Quote of the day: “Perhaps our eyes need to be washed by our tears once in a while, so that we can see Life with a clearer view again.” —Alex Tan
My dear boss informed me yesterday that the office will be taking me out for a going-away-party lunch on Friday (with cocktails) and that I am to go home after the party because it doesn’t make sense to then go back to work, even though next Friday (July 9) is my official last day. I was really touched by this invitation and am looking forward to it.

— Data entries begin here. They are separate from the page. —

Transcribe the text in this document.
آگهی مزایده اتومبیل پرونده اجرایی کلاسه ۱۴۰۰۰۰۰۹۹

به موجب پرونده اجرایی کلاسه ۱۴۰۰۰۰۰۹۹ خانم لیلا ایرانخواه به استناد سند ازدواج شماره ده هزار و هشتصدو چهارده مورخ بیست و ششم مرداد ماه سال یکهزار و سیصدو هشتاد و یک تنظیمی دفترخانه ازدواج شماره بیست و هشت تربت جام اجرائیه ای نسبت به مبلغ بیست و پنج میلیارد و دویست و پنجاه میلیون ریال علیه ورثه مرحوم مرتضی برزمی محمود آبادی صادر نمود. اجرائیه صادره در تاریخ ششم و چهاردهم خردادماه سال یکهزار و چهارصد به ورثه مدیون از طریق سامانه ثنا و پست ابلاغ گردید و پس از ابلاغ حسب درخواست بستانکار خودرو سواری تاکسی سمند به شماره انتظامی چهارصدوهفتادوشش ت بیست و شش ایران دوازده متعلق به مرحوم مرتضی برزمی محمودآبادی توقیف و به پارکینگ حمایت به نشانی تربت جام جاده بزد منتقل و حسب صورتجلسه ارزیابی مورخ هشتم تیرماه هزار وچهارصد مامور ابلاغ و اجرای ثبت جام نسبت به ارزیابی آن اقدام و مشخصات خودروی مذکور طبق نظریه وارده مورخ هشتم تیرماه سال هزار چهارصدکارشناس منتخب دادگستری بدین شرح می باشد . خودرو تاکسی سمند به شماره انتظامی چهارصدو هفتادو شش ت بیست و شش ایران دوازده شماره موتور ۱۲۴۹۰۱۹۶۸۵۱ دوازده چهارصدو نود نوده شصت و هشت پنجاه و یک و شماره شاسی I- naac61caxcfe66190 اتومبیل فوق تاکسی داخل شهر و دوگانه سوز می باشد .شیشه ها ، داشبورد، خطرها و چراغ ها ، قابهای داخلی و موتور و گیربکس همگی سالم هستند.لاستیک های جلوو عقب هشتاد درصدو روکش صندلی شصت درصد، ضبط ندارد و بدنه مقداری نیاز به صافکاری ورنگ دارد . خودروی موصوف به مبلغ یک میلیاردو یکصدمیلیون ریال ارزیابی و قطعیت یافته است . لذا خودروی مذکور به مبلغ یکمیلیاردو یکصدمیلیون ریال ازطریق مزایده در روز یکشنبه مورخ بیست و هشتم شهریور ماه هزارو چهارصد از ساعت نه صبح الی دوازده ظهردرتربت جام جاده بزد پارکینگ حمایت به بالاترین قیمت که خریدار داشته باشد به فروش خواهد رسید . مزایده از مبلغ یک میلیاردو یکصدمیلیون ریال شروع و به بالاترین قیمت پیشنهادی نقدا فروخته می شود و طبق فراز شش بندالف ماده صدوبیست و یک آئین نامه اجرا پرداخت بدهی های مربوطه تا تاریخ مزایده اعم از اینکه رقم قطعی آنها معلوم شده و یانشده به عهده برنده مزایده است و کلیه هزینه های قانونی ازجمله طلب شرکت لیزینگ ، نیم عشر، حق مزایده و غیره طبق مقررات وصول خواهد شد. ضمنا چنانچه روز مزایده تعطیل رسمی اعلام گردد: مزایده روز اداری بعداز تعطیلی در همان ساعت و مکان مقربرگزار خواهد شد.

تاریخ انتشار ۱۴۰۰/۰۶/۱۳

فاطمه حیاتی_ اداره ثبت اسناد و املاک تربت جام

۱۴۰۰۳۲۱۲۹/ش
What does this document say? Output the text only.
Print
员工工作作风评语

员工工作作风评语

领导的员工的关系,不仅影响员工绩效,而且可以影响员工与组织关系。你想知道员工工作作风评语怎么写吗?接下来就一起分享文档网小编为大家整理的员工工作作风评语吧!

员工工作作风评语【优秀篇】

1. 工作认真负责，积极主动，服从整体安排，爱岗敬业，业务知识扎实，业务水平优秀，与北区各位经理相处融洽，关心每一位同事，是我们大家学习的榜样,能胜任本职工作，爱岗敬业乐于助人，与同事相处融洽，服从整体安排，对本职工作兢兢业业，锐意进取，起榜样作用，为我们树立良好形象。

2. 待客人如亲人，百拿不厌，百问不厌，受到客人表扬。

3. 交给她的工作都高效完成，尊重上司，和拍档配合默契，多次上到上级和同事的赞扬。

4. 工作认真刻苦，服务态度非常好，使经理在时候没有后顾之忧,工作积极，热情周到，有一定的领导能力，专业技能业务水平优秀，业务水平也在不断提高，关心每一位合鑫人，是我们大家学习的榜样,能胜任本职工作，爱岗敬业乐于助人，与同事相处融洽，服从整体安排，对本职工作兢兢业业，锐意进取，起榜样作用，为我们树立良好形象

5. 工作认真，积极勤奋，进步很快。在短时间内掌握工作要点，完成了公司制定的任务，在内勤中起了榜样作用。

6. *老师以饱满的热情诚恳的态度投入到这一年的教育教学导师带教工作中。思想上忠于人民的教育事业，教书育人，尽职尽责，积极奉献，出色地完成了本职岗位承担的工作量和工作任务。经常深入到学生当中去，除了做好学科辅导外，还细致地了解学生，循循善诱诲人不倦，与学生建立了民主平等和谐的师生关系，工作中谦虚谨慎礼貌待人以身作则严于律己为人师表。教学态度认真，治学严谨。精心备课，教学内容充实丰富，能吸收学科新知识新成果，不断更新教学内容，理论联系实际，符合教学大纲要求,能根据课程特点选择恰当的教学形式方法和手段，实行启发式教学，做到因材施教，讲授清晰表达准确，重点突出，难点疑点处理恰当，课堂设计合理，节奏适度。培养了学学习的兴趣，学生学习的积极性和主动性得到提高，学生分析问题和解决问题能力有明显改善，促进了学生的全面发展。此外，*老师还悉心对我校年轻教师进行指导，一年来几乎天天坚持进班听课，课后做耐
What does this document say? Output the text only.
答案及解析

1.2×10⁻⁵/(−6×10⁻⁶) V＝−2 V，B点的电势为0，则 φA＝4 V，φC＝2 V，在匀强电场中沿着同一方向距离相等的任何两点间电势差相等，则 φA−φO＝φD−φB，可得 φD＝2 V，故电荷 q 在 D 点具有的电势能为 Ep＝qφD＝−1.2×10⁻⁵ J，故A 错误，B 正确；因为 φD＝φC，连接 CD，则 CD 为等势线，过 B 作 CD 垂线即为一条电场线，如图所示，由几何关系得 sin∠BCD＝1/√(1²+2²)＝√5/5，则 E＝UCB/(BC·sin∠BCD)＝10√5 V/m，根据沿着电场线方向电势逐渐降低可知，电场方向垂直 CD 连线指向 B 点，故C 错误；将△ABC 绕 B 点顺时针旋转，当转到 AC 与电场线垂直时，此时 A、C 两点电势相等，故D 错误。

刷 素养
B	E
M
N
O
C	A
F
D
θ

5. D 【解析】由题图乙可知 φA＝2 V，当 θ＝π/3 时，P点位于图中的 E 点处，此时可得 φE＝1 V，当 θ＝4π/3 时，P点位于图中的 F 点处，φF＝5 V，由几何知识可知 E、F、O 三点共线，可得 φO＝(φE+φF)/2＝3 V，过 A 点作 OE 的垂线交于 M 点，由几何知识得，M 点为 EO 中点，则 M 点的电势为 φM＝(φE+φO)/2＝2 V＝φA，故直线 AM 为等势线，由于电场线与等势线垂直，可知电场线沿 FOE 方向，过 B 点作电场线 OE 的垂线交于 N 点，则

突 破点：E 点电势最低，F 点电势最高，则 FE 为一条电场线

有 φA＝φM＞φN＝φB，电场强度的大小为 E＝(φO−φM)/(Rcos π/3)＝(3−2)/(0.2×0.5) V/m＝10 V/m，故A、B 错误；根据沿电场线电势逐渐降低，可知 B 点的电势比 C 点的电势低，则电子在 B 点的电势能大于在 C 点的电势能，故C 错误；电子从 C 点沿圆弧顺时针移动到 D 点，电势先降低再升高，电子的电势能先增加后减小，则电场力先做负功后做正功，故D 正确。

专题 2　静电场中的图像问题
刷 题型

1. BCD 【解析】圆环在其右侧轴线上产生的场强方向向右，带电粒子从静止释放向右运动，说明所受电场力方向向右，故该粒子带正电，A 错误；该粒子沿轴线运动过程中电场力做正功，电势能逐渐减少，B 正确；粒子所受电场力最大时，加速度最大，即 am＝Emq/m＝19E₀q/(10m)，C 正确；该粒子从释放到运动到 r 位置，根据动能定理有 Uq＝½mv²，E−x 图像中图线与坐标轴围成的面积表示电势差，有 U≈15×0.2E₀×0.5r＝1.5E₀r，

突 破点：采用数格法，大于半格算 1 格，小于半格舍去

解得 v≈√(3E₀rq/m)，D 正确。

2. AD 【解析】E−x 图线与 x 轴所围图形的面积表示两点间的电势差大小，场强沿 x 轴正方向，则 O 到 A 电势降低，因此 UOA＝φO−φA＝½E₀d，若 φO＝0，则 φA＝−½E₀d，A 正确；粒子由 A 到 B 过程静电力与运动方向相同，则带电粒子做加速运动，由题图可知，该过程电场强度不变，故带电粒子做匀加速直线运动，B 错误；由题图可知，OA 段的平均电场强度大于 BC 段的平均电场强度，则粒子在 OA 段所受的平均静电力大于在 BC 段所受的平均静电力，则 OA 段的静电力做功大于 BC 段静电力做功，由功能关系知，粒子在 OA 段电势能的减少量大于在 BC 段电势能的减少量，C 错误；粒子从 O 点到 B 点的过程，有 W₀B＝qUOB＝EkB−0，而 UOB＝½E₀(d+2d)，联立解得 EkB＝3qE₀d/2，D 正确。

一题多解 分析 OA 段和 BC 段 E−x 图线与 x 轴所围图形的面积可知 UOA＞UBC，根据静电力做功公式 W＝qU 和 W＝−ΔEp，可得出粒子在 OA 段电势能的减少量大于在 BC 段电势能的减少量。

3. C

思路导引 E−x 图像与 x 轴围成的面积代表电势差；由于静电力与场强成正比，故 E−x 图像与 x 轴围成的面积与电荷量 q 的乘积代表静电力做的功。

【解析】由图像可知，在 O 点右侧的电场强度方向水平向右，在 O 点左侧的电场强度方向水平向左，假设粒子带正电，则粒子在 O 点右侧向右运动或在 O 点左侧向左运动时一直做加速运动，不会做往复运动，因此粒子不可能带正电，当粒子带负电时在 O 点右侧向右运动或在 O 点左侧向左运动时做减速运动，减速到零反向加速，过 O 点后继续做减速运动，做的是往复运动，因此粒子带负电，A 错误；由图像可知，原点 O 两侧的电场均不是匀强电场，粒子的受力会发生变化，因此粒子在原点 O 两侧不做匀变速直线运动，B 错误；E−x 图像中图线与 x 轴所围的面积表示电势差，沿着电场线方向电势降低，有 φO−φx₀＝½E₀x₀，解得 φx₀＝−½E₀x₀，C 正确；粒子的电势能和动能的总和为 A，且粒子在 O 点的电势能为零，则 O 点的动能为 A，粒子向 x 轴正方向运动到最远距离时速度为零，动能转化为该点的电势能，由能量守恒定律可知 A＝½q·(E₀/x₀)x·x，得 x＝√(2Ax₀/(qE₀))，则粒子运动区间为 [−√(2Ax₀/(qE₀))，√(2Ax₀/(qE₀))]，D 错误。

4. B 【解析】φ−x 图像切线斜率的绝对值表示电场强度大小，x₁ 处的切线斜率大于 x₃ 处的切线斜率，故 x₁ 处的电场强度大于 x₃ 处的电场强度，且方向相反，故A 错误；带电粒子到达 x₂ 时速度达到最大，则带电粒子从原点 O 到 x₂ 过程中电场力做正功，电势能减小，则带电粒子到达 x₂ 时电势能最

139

So I’ve been brainstorming gift ideas to give my fellow comrades at the party. My closest friends know that I’m not really a “gift” person, meaning I’m not someone who buys “stuff” to give others. I’m more of a heartfelt, tell-you-I-love-you and appreciate-you kind of person. Thinking about Friday’s lunch has started to make this leap feel much more real, along with me filing away all the miscellaneous stuff on my desk. I continue to point out how influential the past month of busyness has affected me, and today I see clearly how detached I am from the reality of me about to step away from this office. I know there has to be way more emotion hidden beneath some layer inside of me because I am a super emotional person, and up to this point, the well has been pretty dry. I did, however, have a small breakthrough today.
I wasn’t up for exercising on my lunch break because our morning meeting ran late and by the time we ended, I was too hungry to work out. I needed to eat lunch. So instead, after I ate, I journeyed to my favorite retreat spot on campus, the University’s chapel, and picked up a cup of coffee.
Last summer I spent many, many lunch hours in the chapel reading, praying or resting. It is a beautiful, majestic space. I often prayed for the wisdom, patience and spiritual strength to make a change in my work life. And now, one year later, I’m making the change … the layer began to peal.
I thanked the chapel for holding me this past year, for allowing me to express my feelings and for giving me a space to connect with my innate holiness. I cried in gratitude.